A default implementation is provided that performs `do_alloc(new_size, 1)`, copies contents, and then deallocates the original pointer using `dealloc(ptr)`.
### do_get_block_size
```cpp
void *GlobalAllocator::do_get_block_size(void *ptr);
```
This function returns the size of the memory block pointed to by `ptr`. The following conditions can be assumed,
* `ptr` is the value previously returned from these allocation functions. (If not, the program may be killed.)
* `ptr` != `nullptr`
This function is called internally when calling the GLIBC's `malloc_usable_size`.
## Trace function
heaphook has a trace function for debugging the allocator and analyzing its performance.
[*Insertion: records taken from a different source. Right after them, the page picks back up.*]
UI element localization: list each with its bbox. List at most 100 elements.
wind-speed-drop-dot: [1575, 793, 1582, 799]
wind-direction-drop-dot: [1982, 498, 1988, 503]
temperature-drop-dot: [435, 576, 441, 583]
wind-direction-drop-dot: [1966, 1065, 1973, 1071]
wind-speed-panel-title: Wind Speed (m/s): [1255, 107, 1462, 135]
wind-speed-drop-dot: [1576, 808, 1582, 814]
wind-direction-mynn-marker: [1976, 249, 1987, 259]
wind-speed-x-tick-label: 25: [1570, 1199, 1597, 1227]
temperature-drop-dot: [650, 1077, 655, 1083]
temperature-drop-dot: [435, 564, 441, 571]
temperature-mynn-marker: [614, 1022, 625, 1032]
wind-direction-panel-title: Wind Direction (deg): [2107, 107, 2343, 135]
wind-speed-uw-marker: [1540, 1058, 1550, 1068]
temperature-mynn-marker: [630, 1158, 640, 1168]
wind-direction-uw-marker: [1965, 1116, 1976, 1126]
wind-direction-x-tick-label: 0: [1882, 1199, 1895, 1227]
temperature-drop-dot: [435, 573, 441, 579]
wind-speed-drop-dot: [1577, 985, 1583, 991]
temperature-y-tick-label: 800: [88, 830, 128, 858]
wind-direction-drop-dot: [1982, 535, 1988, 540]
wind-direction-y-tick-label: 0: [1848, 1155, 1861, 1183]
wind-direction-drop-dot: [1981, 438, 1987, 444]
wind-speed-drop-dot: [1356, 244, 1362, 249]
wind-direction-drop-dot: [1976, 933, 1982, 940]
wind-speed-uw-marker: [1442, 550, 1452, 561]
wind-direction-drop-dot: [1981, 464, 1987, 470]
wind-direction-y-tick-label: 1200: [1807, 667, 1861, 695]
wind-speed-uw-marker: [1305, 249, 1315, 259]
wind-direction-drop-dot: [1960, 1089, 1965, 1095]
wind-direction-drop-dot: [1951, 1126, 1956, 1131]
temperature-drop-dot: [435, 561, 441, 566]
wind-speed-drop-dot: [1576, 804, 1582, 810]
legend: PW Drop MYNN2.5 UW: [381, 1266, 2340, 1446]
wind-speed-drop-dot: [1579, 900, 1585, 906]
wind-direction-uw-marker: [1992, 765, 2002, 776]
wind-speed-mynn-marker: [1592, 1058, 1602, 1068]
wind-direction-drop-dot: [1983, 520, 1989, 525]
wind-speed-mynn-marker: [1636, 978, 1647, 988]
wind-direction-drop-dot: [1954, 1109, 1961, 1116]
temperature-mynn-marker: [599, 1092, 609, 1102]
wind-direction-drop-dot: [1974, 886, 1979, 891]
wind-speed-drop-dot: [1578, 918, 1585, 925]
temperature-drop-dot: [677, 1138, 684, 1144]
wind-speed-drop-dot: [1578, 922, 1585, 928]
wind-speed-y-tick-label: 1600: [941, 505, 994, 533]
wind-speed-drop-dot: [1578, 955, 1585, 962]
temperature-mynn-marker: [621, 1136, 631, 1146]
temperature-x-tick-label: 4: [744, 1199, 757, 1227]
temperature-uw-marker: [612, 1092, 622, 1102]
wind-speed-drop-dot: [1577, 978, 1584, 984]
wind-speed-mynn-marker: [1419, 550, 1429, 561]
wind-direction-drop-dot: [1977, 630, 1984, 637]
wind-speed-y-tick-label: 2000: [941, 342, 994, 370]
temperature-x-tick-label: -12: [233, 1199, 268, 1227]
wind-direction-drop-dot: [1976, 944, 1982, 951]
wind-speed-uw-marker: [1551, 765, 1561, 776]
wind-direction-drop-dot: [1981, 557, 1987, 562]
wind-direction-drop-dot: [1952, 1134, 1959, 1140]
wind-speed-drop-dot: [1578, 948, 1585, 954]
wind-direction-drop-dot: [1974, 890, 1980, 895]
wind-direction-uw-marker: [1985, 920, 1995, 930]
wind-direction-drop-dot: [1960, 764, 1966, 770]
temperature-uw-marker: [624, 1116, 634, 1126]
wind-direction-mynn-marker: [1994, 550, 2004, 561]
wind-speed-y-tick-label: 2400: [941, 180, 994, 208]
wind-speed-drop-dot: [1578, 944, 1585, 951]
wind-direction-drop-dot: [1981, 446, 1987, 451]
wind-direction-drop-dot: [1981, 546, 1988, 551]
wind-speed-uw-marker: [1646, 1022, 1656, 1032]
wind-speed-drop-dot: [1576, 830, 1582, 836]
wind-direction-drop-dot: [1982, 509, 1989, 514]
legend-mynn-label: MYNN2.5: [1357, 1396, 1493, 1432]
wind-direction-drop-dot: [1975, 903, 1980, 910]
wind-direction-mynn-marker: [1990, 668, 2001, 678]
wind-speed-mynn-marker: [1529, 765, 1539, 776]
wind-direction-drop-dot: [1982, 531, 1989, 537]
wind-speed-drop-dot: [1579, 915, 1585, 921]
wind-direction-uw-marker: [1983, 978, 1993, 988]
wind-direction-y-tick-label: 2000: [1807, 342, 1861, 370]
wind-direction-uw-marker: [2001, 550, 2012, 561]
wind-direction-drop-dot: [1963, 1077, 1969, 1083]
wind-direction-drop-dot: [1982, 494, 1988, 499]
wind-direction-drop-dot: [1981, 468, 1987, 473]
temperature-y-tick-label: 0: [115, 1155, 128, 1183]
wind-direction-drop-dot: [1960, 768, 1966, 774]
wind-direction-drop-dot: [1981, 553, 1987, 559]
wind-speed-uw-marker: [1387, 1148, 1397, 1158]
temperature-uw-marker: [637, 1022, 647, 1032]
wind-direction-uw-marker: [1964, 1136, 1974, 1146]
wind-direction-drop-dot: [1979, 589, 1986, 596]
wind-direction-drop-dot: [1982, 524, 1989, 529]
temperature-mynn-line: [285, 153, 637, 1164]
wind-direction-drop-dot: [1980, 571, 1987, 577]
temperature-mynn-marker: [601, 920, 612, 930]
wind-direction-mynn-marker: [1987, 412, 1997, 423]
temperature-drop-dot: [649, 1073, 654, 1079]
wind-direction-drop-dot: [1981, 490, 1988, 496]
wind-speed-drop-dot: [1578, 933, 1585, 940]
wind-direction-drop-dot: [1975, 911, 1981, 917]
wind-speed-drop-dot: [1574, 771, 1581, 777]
In the CMakeList.txt file, after declaring a new allocator building rule with `build_library`, you can specify `target_compile_options( PRIVATE "-DTRACE")` to build library that traces the allocator's behavior.
```cmake
build_library(my_allocator ...)
target_compile_options(my_allocator PRIVATE "-DTRACE")
```
If configured in this way, the library will generate a log file named `heaplog..log` in the current directory. You can visualize heap consumption transitions and performance of each GlobalAllocator member functions in png format based on the generated log file.
```bash
$ misc/heaptrace_analyzer.py heaplog..log
```
## Test allocator
To test the new memory allocator, add the following statement in CMakeLists.txt. `test_library( ..)` is a cmake function which builds a test program based on Google Test.
```cmake
test_library(test_my_allocator
src/original_allocator.cpp)
```
After describing the above, colcon build will create a test program in build/heaphook/test_my_allocator. The source of this test program is in the file test/test_allocator.cpp, so please refer to it if necessary.